Mundo
Hoje sinto-me virado para “temas internacionais”, e aqui deixo algumas notas sobre três que têm sido notícia recente.
1 – Venezuela
Desde que Chávez foi mandado calar, sem sucesso, pelo monarca de Espanha, não se passa um único dia sem que um jornal ou TV não emitam uma notícia sobre o presidente venezuelano, ou sobre o seu aliado boliviano, sempre para os denegrir, em nome dos “ideais democráticos” que aqueles líderes estariam a trair.
Pelos vistos, o “lobby” espanhol na comunicação social portuguesa continua poderoso, como já se tinha provado há anos com a nomeação da “comissária política” Rosa Veloso como correspondente em Espanha, cujas crónicas sobre Euskadi e a ETA parecem redigidas na Moncloa.
Eu gostava de ver esta militância pró-democracia dos nossos jornais e televisões a encarniçarem-se da mesma forma contra por exemplo os regimes do Golfo, ou a Rússia, ou a China; mas não, que convém não irritar os poderosos. Mais vale bater em quem não tem muitas hipóteses de defesa, que é mais seguro e agrada mais aos “patrões”.
Na Venezuela, a oposição boicota eleições quando percebe que as vai perder, num “golpe de teatro” destinado a poder depois contestar a democraticidade do processo político.
As classes privilegiadas, pequena minoria que controla o país, tem dinheiro para possuir canais de televisão – algo completamente impossível para a larguíssima maioria da população, a não ser através da televisão pública. Defendem com unhas e dentes os seus privilégios, não quaisquer ideais democráticos.
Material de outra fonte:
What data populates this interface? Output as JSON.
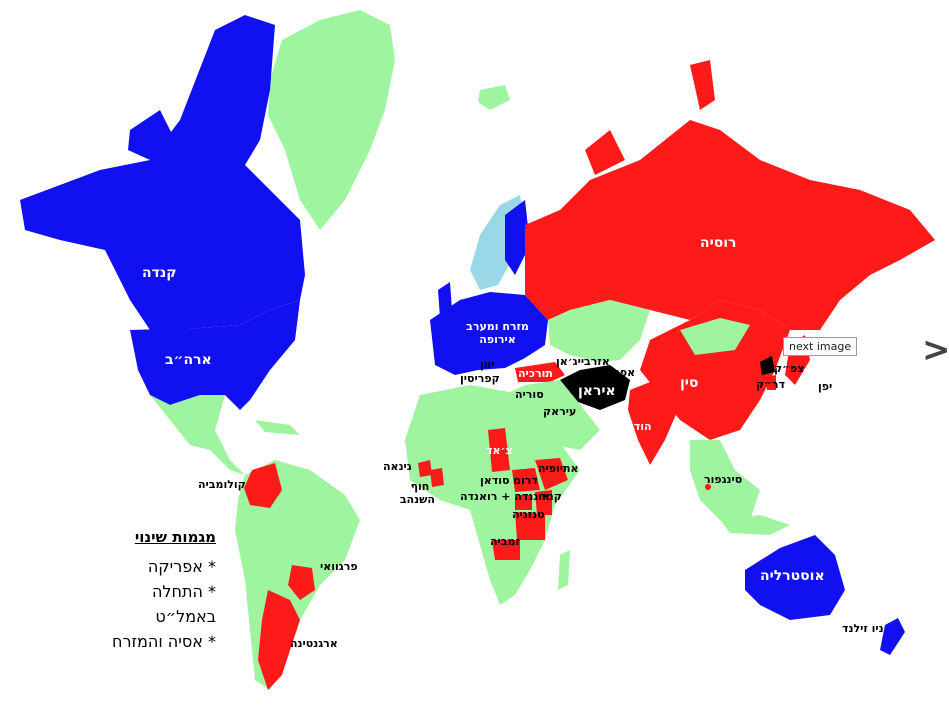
{
  "colors": {
    "blue": "#1010f0",
    "red": "#ff1a1a",
    "green": "#9ff59f",
    "black": "#000000",
    "light_blue": "#9ad8e8"
  },
  "labels": {
    "canada": "קנדה",
    "usa": "ארה״ב",
    "russia": "רוסיה",
    "china": "סין",
    "india": "הודו",
    "iran": "איראן",
    "turkey": "תורכיה",
    "europe": "מזרח ומערב אירופה",
    "greece": "יוון",
    "cyprus": "קפריסין",
    "syria": "סוריה",
    "iraq": "עיראק",
    "azerbaijan": "אזרבייג׳אן",
    "afghanistan": "אפגניסטאן",
    "north_korea": "צפ״ק",
    "south_korea": "דר״ק",
    "japan": "יפן",
    "singapore": "סינגפור",
    "australia": "אוסטרליה",
    "new_zealand": "ניו זילנד",
    "colombia": "קולומביה",
    "paraguay": "פרגוואי",
    "argentina": "ארגנטינה",
    "guinea": "גינאה",
    "ivory_coast": "חוף השנהב",
    "chad": "צ׳אד",
    "ethiopia": "אתיופיה",
    "south_sudan": "דרום סודאן",
    "kenya": "קניה",
    "uganda_rwanda": "אוגנדה + רואנדה",
    "tanzania": "טנזניה",
    "zambia": "זמביה"
  },
  "legend": {
    "title": "מגמות שינוי",
    "items": [
      "* אפריקה",
      "* התחלה באמל״ט",
      "* אסיה והמזרח"
    ]
  },
  "ui": {
    "tooltip": "next image",
    "next_arrow": ">"
  }
}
Mas a opinião pública e jornalística europeia acha que isso é que é democracia e combate de ideias – mesmo quando as armas ao dispor de cada um dos lados “combatentes” são gritantemente desiguais. E “ó da guarda” quando uma licença de uma dessas televisões não é renovada, “ó da guarda” quando leis constitucionais são aprovadas por uma assembleia democraticamente eleita onde a oposição só não está porque não quis estar.
2 – Bolívia
Na Bolívia, as regiões ricas do país recusam-se a abdicar de parte dos rendimentos provenientes das suas riquezas para benefício das regiões mais pobres, nomeadamente as habitadas por populações de origem índia. Por isso, entraram em greve geral e até ameaçam com a secessão.
Para os jornais e televisões portuguesas, parece que isso é “defesa da democracia”, contra o ditador Morales.
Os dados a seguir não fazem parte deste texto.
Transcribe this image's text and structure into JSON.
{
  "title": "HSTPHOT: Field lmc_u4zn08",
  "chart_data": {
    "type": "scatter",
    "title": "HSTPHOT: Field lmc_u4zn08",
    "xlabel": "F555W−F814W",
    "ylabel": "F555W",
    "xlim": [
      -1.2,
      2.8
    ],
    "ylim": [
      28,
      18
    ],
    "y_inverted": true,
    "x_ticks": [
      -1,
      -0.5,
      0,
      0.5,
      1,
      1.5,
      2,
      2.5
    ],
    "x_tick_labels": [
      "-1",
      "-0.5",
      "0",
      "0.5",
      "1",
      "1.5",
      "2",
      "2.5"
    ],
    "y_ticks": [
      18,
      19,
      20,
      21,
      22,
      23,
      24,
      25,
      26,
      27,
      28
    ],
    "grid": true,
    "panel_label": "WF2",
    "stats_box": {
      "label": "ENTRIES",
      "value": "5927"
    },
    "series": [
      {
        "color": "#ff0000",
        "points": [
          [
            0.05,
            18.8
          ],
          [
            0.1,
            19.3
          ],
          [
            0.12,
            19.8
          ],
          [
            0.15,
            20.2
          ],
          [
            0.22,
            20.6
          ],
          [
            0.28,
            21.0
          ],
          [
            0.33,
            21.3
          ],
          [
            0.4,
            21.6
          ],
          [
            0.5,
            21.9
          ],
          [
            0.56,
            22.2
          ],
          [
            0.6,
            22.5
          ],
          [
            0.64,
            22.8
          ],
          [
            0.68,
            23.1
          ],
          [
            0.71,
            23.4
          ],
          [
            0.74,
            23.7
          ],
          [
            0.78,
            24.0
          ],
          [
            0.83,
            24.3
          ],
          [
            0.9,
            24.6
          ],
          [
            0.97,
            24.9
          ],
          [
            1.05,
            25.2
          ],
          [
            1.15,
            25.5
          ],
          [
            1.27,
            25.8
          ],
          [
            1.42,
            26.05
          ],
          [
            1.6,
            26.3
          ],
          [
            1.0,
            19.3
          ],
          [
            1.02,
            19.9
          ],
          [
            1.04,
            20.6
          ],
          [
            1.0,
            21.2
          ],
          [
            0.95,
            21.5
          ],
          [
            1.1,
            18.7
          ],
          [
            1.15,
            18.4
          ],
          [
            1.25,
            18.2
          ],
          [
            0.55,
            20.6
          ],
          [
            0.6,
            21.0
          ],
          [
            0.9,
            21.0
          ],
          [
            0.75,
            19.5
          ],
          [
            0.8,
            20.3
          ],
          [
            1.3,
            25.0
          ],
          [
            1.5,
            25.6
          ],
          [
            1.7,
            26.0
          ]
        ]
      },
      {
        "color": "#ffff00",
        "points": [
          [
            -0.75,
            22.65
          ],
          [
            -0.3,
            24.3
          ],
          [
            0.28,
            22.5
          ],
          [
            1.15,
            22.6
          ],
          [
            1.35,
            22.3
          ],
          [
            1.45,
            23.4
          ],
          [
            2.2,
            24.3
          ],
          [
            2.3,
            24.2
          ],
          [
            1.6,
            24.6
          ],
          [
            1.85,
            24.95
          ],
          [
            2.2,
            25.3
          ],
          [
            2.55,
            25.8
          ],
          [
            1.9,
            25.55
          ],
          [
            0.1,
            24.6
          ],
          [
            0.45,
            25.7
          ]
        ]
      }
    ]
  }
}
Aqui há uns anos, Umberto Bossi tentou o mesmo na Lombardia e Norte de Itália. Mas aí parece que era um “ataque à democracia”, que o “secessionismo é inaceitável”, que as forças eram fascizantes.
Percebem a diferença?
3 – Kosovo
Outro tema da moda é a independência do Kosovo. Também aqui os nossos jornalistas parecem ter abraçado fervorosamente a causa da “liberdade” do Kosovo – que, na prática, representará a primeira amputação de um estado europeu imposta externamente desde a 2ª Guerra, e a entrega de um importante território de mão beijada à Albânia e às máfias que a governam.
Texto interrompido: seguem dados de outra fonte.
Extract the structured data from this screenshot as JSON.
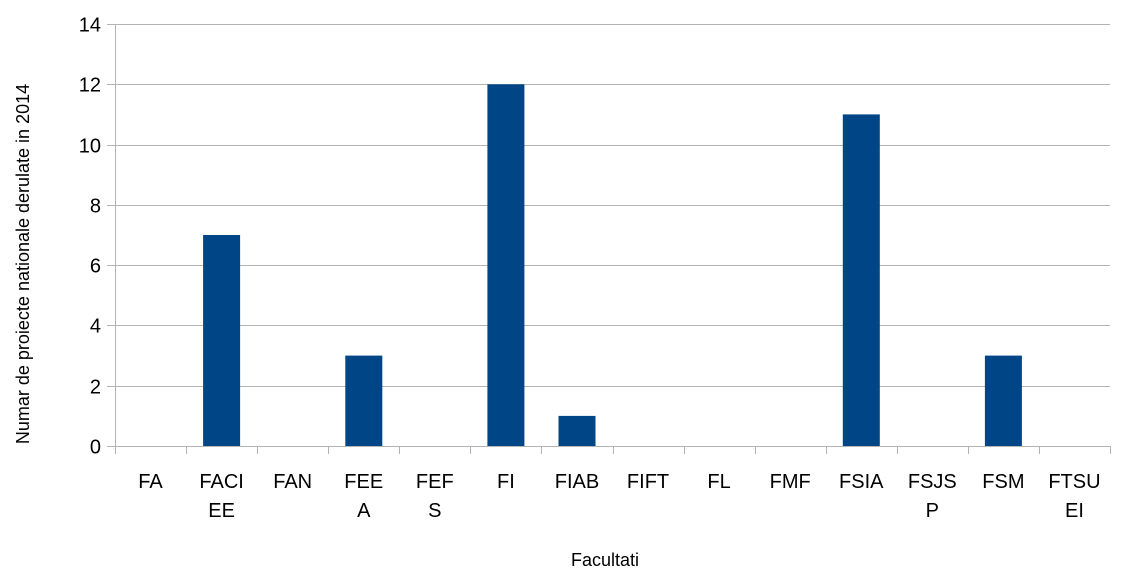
{
  "chart_data": {
    "type": "bar",
    "title": "",
    "xlabel": "Facultati",
    "ylabel": "Numar de proiecte nationale derulate in 2014",
    "categories": [
      "FA",
      "FACIEE",
      "FAN",
      "FEEA",
      "FEFS",
      "FI",
      "FIAB",
      "FIFT",
      "FL",
      "FMF",
      "FSIA",
      "FSJSP",
      "FSM",
      "FTSUEI"
    ],
    "category_label_lines": [
      [
        "FA"
      ],
      [
        "FACI",
        "EE"
      ],
      [
        "FAN"
      ],
      [
        "FEE",
        "A"
      ],
      [
        "FEF",
        "S"
      ],
      [
        "FI"
      ],
      [
        "FIAB"
      ],
      [
        "FIFT"
      ],
      [
        "FL"
      ],
      [
        "FMF"
      ],
      [
        "FSIA"
      ],
      [
        "FSJS",
        "P"
      ],
      [
        "FSM"
      ],
      [
        "FTSU",
        "EI"
      ]
    ],
    "values": [
      0,
      7,
      0,
      3,
      0,
      12,
      1,
      0,
      0,
      0,
      11,
      0,
      3,
      0
    ],
    "ylim": [
      0,
      14
    ],
    "yticks": [
      0,
      2,
      4,
      6,
      8,
      10,
      12,
      14
    ],
    "grid": true,
    "legend": "none",
    "bar_color": "#004586",
    "grid_color": "#b3b3b3"
  }
}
Porque é que não se tem a mesma atitude relativamente à Tchétchénia, ao Curdistão, a Esukadi? Porque é que uns são “terroristas” e outros “combatentes da liberdade”?
4 – À laia de conclusão
Eu não tenho nada contra os “dois pesos e duas medidas”, que todos usamos. Mas era mais honesto que ao nível de orgãos cuja missão é em primeiro lugar informar e esclarecer cada um assumisse claramente que posições defende, que convicções são as suas, em vez de continuarmos a ter operações de propaganda disfarçadas de “isenção” e “objectividade”.